The simplest way to sum it up is this: In my Canadian world, I was different and I knew it. My friends knew it too. “Why do you wear dresses and skirts all the time?” In these moments I would gather them around and, in hushed tones proclaim “It’s because I am Mennonite.” Then we would run off and play another round of soccer or grounders. It was curiosity, but it didn’t change our relationship.
In my new American world, I looked the same. I dressed the same. My name said I belonged here. But I didn’t think the same or act the same, and this is what set me apart most. Attempting to even describe the exact differences is nearly impossible without categorizing or labeling.
From the age of 10 until that day in the counselor’s office 9 years later, I tried to convince myself that someday I would fit in. I wanted to believe that at some point in my life there would be a time I could clearly say, “I am from here,” and wholeheartedly mean it. It hadn’t happened yet, and suddenly I knew it never would. I am from Lancaster, yes. But I am also from Ontario and Manitoba and all those pieces of life have influenced who I am, whether I admit to it or not. It is different, perhaps, but not bad or wrong.
Throughout my teenage years, I looked at this difference as a detriment. We all applaud the idea of being different, but the reality of being different was and is excruciatingly frustrating some days. Most common love-hate questions?
“Where are you from?”
“Where did you grow up?”
“So you’re Canadian, eh?”
“Where are your parents from?”
“What was it like to live in __________?”
Every TCK dilemma is how to answer these or similar questions. The long version? The short version? The sarcastic version? Sometimes they are good questions. Other times it’s hard to know how to respond without launching into a 10 minute explanation.

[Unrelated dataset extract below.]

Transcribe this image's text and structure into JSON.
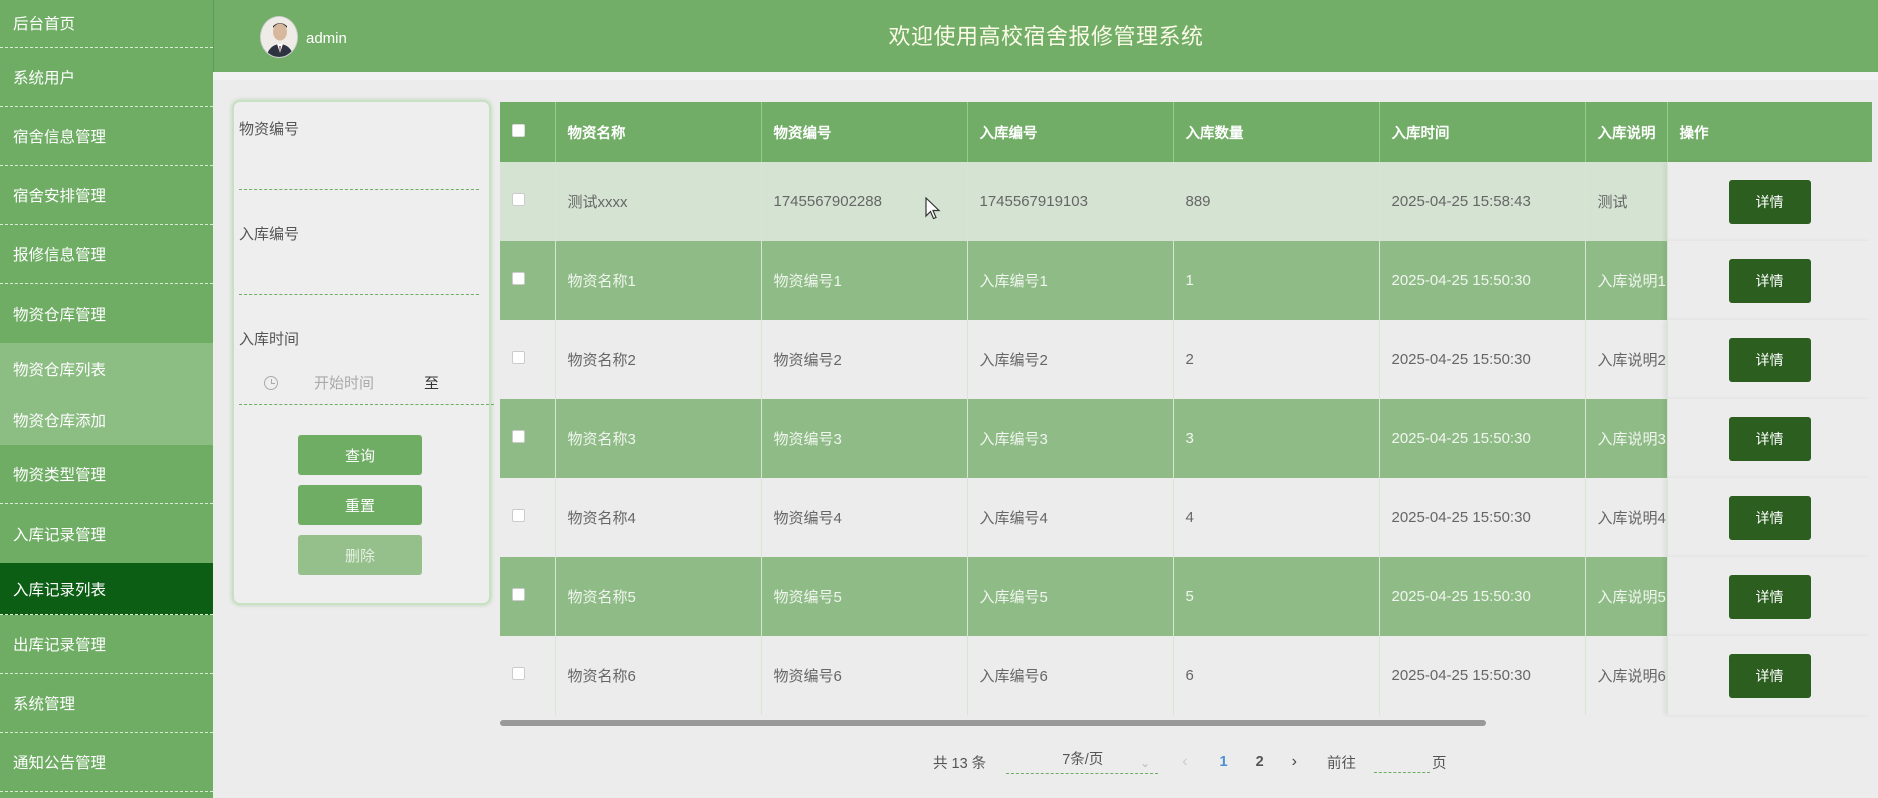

Becoming an adult has its own set of problems. Where do I root myself? Do I even try to root myself at all? Which place do I refer to as “home”? Sometimes the heightened awareness of culture shock and adjustment is an asset. Sometimes you enter another country and tiptoe around, figuratively speaking, because you don’t want to offend anyone. Like a human chameleon, most TCK’s are subconsciously or consciously looking for ways to blend in or adapt quickly to the culture(s) we are in at any given time.

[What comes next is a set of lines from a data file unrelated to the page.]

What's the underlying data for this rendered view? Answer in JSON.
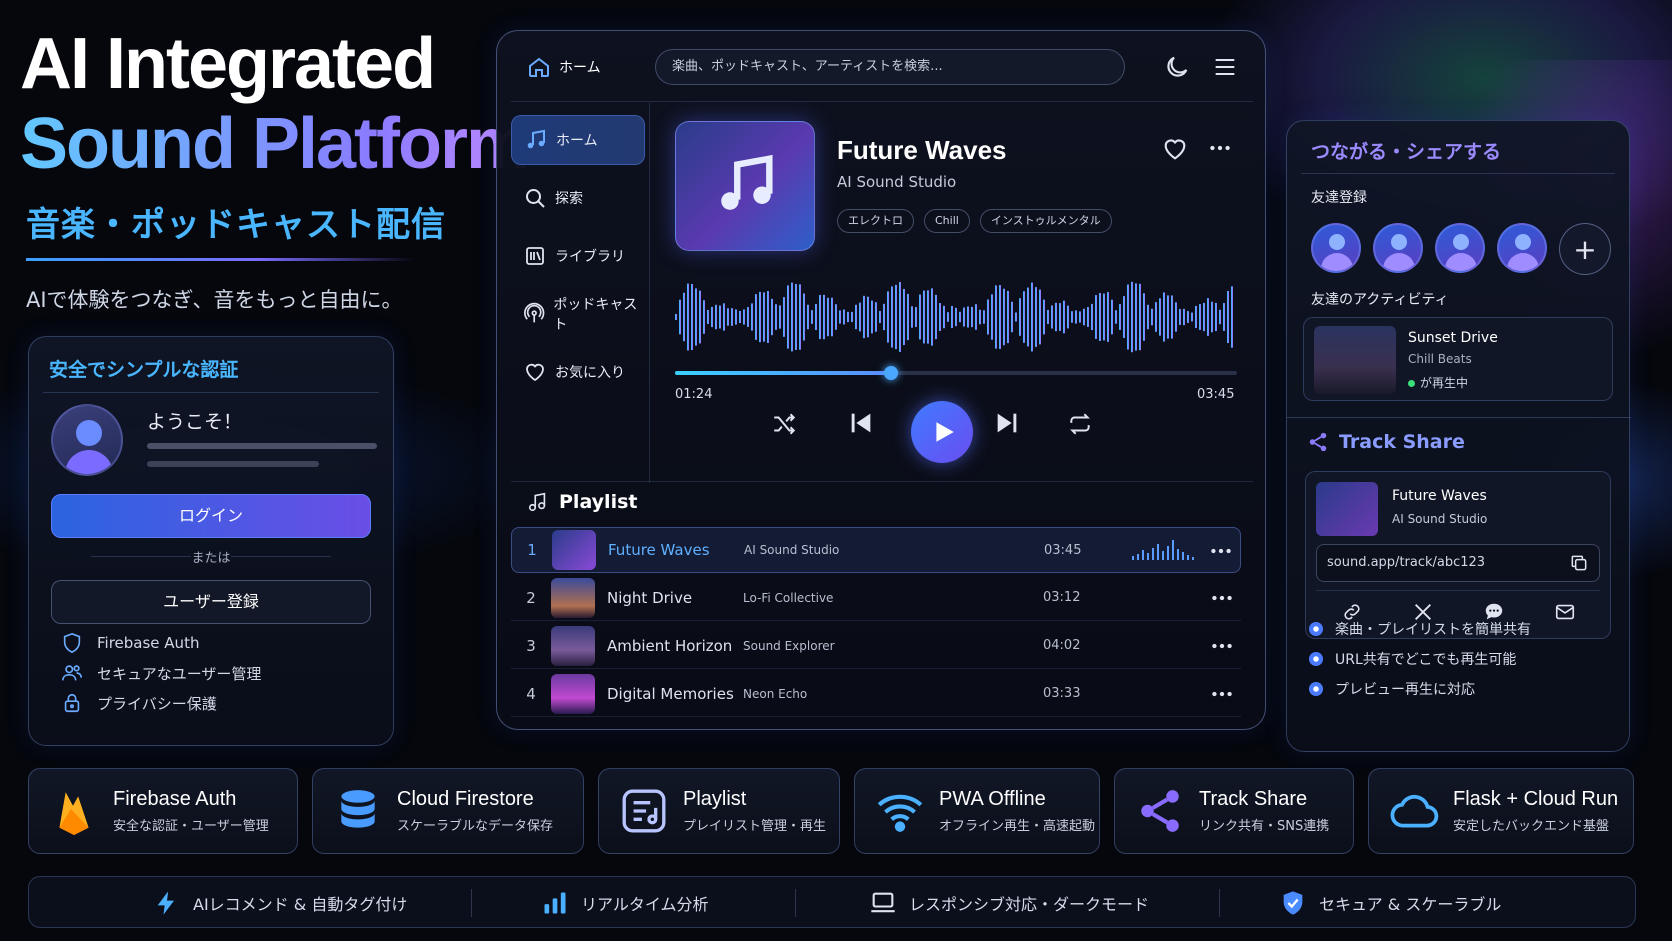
{
  "hero": {
    "title_line1": "AI Integrated",
    "title_line2": "Sound Platform",
    "subtitle": "音楽・ポッドキャスト配信",
    "tagline": "AIで体験をつなぎ、音をもっと自由に。"
  },
  "auth": {
    "title": "安全でシンプルな認証",
    "welcome": "ようこそ！",
    "login_label": "ログイン",
    "or_label": "または",
    "register_label": "ユーザー登録",
    "features": [
      "Firebase Auth",
      "セキュアなユーザー管理",
      "プライバシー保護"
    ]
  },
  "player": {
    "home_label": "ホーム",
    "search_placeholder": "楽曲、ポッドキャスト、アーティストを検索...",
    "sidebar": [
      "ホーム",
      "探索",
      "ライブラリ",
      "ポッドキャスト",
      "お気に入り"
    ],
    "now_playing": {
      "title": "Future Waves",
      "artist": "AI Sound Studio",
      "tags": [
        "エレクトロ",
        "Chill",
        "インストゥルメンタル"
      ],
      "current_time": "01:24",
      "total_time": "03:45",
      "progress": 0.385
    },
    "playlist_title": "Playlist",
    "playlist": [
      {
        "num": "1",
        "name": "Future Waves",
        "artist": "AI Sound Studio",
        "duration": "03:45"
      },
      {
        "num": "2",
        "name": "Night Drive",
        "artist": "Lo-Fi Collective",
        "duration": "03:12"
      },
      {
        "num": "3",
        "name": "Ambient Horizon",
        "artist": "Sound Explorer",
        "duration": "04:02"
      },
      {
        "num": "4",
        "name": "Digital Memories",
        "artist": "Neon Echo",
        "duration": "03:33"
      }
    ]
  },
  "connect": {
    "title": "つながる・シェアする",
    "friends_label": "友達登録",
    "activity_label": "友達のアクティビティ",
    "activity": {
      "title": "Sunset Drive",
      "subtitle": "Chill Beats",
      "status": "が再生中"
    },
    "share_title": "Track Share",
    "share_track": {
      "title": "Future Waves",
      "artist": "AI Sound Studio"
    },
    "share_url": "sound.app/track/abc123",
    "bullets": [
      "楽曲・プレイリストを簡単共有",
      "URL共有でどこでも再生可能",
      "プレビュー再生に対応"
    ]
  },
  "features": [
    {
      "title": "Firebase Auth",
      "sub": "安全な認証・ユーザー管理",
      "icon": "firebase-icon"
    },
    {
      "title": "Cloud Firestore",
      "sub": "スケーラブルなデータ保存",
      "icon": "database-icon"
    },
    {
      "title": "Playlist",
      "sub": "プレイリスト管理・再生",
      "icon": "playlist-icon"
    },
    {
      "title": "PWA Offline",
      "sub": "オフライン再生・高速起動",
      "icon": "wifi-icon"
    },
    {
      "title": "Track Share",
      "sub": "リンク共有・SNS連携",
      "icon": "share-icon"
    },
    {
      "title": "Flask + Cloud Run",
      "sub": "安定したバックエンド基盤",
      "icon": "cloud-icon"
    }
  ],
  "bottom_bar": [
    "AIレコメンド & 自動タグ付け",
    "リアルタイム分析",
    "レスポンシブ対応・ダークモード",
    "セキュア & スケーラブル"
  ],
  "colors": {
    "accent_blue": "#49b6ff",
    "accent_purple": "#8a7bff",
    "background": "#05070d"
  }
}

It’s not always an obvious difference that “sets us apart.” There are definitely varying degrees of Third Culture experience. Perhaps the greatest significance in the TCK label is just that: we actually have a definition for what we are. It wasn’t so much that a professional counselor told me I was a Third Culture Kid, but rather it was because someone who barely even knew me paid enough attention to recognize that part of my story.

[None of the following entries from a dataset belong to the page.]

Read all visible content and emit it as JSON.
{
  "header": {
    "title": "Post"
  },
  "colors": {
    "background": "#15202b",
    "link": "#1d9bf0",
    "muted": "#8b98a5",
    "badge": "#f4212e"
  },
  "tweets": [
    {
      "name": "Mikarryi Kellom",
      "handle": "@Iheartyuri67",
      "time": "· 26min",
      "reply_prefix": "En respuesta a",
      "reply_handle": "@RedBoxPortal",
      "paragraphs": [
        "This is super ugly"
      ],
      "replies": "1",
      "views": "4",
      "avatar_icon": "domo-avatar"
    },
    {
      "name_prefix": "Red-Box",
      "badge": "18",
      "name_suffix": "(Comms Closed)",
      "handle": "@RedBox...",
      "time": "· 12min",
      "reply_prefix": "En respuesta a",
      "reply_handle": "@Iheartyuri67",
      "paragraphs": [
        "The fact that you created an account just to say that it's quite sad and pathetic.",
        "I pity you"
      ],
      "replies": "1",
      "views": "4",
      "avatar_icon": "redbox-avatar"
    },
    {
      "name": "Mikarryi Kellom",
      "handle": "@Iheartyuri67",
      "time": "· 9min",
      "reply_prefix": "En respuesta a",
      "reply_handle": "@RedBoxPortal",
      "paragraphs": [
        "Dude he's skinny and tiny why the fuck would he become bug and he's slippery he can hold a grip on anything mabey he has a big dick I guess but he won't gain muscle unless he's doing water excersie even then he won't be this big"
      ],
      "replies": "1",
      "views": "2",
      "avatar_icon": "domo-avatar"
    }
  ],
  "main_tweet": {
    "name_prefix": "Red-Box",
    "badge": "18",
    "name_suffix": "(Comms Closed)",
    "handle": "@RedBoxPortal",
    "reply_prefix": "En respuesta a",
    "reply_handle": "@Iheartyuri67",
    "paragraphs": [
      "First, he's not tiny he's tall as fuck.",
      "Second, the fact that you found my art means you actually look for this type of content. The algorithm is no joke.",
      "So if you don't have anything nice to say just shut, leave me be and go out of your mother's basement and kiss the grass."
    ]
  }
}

Belonging everywhere and nowhere is a gift, not an impediment. It’s hard, confusing, exhausting, and soul-searching, but it’s still a gift. It’s okay to be different. The world needs to hear your insight and perspective that spans beyond a singular, primary culture. It needs you to risk in the places that hurt most. My hope in these series of posts is not just for you, the reader, to hear my story. Rather, that we as a community of people, no matter the story, can start engaging each other in discussion and dialogue on how to use our multi-cultured childhood experience as a tool for good.
How can we walk in grace towards the people and cultures around us?
What has been most helpful to you, as a TCK, in your Third Culture experience?
To my non-TCK readers, what have you learned (if any) from these posts? What can we do to better engage you with our experiences, while also hearing yours?